Issue: Resources failing with "No provider configured"¶
Cause: Accessing provider config before configure() called
Solution: Check configuration state:
async def _create(self, ctx: ResourceContext, base_plan: dict):
from pyvider.hub import hub
provider = hub.get_component("singleton", "provider")
if not provider._configured:
raise ProviderError("Provider not configured")

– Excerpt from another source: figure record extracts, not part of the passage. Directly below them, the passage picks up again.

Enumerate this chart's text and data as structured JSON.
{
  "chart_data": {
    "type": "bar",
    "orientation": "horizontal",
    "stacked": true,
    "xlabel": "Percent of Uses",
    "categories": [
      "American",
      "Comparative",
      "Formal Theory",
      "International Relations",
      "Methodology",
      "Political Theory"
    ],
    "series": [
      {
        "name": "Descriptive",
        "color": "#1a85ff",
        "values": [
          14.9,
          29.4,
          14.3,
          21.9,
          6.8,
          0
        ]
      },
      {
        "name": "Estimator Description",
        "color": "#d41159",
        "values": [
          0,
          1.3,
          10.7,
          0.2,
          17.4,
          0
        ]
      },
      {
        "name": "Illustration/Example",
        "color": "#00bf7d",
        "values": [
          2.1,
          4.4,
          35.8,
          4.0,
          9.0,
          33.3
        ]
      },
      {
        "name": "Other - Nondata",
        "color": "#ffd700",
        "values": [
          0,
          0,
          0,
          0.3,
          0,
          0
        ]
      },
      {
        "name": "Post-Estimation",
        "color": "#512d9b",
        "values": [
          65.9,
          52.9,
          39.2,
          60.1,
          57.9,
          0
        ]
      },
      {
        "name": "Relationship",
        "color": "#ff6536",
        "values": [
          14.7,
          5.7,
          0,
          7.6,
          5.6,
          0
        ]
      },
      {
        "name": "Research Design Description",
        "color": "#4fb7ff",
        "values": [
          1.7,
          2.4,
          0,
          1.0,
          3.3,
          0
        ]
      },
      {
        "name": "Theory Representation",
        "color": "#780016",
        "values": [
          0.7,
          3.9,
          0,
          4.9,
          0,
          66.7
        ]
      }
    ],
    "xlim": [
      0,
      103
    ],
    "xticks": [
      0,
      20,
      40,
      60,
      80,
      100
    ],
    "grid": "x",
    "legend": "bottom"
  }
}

# Now safe to use provider config
await provider.api.create_resource(...)
Lifecycle Logging¶
Enable full lifecycle logging:
Look for these lifecycle markers:
# Startup
INFO - Starting Pyvider provider
# Discovery
DEBUG - Discovering components...
INFO - Registered provider: mycloud
# Setup
INFO - Provider setup starting
INFO - Provider setup complete
# Schema
DEBUG - GetProviderSchema called
# Configuration
INFO - Configuring provider
# Operations
DEBUG - ReadResource called
INFO - ApplyResourceChange called
# Shutdown
INFO - Provider shutdown requested
INFO - Provider cleanup complete
Related Documentation¶
- Creating Providers - How to implement providers
- Best Practices - Provider development patterns
- Debugging - Debugging lifecycle issues
- Error Handling - Exception handling in lifecycle
- Testing Providers - Testing lifecycle hooks
Remember: The lifecycle is deterministic and predictable. Understanding the order of operations helps you implement providers correctly and debug issues when they arise.